Durante a segunda metade dos anos 30 começam a aparecer novamente temas messiânicos nos escritos de Benjamin, em particular no Passagenwerk. Entretanto, é em seu último texto, as teses “Sobre o conceito de história” (1940) — um dos documentos mais inovadores e visionários da teoria revolucionária desde as Teses sobre Feuerbach, de Marx —, que se apresenta, em sua forma mais radical, a confluência entre messianismo e revolução.

Redigido pouco antes de seu trágico suicídio na fronteira da Espanha (para escapar da Gestapo), esse texto enigmático e fascinante, fusão única em seu gênero entre teologia e marxismo, esperança messiânica e luta de classes, resume, de forma lapidar e alegórica, ideias que o habitavam havia muito tempo. Em uma carta a Gretel Adorno, apresentando as teses, Benjamin explica: “A guerra e a constelação que a trouxe me levaram a colocar no papel alguns pensamentos, sobre os quais posso dizer que os guardo comigo […] há aproximadamente vinte anos”.[10] A constelação à qual ele se refere é constituída pelo pacto germano-soviético e pelo início da Segunda Guerra Mundial. Não é por acaso que esse documento significa ao mesmo tempo sua ruptura com a variante stalinista do marxismo e a crítica mais radical e sistemática dos fundamentos epistemológicos da ideologia moderna do progresso. Entretanto, seria falso reduzi-lo a uma reação conjuntural diante de uma situação histórica desesperadora: como o próprio Benjamin afirma, trata-se do resumo de uma longa trajetória espiritual, que tem seu ponto de partida em 1915-20.
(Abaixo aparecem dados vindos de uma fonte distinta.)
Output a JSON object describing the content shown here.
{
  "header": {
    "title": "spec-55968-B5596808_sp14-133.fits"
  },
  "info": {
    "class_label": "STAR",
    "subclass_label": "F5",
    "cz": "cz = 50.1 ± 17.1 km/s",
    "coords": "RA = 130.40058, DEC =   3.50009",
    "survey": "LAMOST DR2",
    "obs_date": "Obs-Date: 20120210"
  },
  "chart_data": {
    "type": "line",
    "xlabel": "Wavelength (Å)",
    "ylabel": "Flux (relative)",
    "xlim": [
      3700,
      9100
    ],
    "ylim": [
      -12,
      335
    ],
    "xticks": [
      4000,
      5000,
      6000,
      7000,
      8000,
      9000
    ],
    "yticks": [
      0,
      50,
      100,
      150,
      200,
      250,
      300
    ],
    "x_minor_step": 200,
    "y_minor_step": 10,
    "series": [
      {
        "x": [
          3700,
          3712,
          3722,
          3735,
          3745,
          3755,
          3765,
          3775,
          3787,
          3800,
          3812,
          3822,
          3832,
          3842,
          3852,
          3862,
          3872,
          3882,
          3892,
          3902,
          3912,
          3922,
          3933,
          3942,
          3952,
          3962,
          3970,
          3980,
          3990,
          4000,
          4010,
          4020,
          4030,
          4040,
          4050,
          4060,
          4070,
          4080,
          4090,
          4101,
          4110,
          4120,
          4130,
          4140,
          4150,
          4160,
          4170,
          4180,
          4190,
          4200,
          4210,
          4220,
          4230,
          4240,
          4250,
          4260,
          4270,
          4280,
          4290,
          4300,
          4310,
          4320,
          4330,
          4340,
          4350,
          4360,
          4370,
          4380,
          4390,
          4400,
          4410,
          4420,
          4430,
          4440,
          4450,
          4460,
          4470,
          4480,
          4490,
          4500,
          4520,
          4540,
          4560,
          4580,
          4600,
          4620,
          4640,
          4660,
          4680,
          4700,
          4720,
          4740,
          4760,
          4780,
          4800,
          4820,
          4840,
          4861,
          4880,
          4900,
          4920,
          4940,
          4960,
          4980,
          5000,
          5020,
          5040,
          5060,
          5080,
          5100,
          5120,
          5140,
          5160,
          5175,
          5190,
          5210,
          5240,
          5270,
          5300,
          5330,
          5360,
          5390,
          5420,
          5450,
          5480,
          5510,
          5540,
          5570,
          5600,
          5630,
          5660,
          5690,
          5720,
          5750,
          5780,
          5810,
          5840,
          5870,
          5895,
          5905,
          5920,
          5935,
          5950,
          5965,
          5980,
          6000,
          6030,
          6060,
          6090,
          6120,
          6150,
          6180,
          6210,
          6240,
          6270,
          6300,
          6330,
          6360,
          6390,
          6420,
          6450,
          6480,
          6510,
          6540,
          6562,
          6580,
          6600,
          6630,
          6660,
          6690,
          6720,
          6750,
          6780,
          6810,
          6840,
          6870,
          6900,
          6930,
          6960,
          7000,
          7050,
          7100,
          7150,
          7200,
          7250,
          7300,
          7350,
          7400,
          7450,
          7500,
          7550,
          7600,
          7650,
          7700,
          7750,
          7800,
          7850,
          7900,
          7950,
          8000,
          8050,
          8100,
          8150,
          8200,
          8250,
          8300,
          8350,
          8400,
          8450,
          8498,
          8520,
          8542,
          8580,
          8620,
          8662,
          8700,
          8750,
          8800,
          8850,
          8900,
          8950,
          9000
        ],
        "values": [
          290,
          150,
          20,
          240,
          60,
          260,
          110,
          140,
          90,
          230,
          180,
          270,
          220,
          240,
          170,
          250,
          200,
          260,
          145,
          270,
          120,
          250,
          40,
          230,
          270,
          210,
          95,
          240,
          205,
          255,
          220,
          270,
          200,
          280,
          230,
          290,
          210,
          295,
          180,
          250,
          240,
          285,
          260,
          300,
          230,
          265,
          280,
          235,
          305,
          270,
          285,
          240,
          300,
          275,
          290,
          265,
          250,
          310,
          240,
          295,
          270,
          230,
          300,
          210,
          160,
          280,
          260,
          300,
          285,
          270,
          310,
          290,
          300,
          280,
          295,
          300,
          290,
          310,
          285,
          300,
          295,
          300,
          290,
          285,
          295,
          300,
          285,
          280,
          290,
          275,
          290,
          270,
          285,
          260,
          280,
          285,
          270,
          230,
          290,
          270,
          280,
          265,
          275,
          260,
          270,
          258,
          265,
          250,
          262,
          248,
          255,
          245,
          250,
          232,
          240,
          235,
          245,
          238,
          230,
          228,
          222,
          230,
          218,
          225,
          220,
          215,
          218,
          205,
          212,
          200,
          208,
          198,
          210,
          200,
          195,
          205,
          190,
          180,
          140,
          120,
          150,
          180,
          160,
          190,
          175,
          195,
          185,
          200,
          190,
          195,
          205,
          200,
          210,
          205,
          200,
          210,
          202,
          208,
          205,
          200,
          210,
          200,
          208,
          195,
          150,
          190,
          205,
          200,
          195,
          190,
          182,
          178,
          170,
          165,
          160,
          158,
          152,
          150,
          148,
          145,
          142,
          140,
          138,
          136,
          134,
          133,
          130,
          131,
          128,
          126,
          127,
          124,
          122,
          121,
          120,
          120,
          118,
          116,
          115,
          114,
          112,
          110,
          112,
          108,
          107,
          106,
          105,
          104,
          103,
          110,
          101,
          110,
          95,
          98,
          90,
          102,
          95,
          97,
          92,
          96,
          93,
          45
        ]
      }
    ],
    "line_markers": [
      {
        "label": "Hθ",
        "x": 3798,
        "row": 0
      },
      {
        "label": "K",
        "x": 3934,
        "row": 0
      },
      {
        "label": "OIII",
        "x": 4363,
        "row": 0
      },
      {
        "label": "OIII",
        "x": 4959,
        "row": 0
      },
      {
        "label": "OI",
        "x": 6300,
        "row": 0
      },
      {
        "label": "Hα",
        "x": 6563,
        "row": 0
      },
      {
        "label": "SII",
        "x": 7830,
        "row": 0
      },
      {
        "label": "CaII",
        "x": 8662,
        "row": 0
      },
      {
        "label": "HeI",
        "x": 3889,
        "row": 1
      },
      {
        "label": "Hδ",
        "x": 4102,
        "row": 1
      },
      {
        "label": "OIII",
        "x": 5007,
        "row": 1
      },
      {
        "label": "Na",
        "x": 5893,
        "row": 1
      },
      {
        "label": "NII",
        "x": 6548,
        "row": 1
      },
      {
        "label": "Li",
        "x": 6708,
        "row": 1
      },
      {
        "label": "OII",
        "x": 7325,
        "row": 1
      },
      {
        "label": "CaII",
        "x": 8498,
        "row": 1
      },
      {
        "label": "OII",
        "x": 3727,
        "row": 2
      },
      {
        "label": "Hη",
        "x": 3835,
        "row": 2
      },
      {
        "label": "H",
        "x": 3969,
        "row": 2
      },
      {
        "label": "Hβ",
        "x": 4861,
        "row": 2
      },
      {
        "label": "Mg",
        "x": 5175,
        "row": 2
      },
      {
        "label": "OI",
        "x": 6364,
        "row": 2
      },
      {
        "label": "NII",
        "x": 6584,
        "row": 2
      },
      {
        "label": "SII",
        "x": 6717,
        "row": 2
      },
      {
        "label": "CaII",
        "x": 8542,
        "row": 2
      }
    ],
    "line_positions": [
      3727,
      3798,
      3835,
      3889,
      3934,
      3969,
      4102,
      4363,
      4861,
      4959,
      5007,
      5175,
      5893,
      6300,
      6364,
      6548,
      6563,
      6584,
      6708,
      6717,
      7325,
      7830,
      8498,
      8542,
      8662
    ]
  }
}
Como em 1915, Benjamin critica a doutrina do progresso infinito e irreversível, através de um tempo homogêneo e vazio, que confunde o avanço dos conhecimentos e das habilidades com o progresso do gênero humano enquanto tal (tese XIII). A seu ver, nada prejudicou tanto o movimento operário alemão quanto sua crença conformista de que nadava na correnteza representada pelo desenvolvimento técnico: o marxismo vulgar da social-democracia celebrava os progressos da dominação sobre a natureza, sem perceber as regressões sociais (tese XI).[11]

Mas desta vez Benjamin se confronta com um fenômeno novo, inexistente em 1915, que levou ao paroxismo as contradições da civilização industrial moderna: o fascismo. O conformismo “progressista” da esquerda teve como resultado uma trágica incapacidade de entender a natureza tecnocrática e moderna do fascismo, que se traduziu na estupefação com o fato de que tal fenômeno fosse “ainda” possível no século XX (tese VIII).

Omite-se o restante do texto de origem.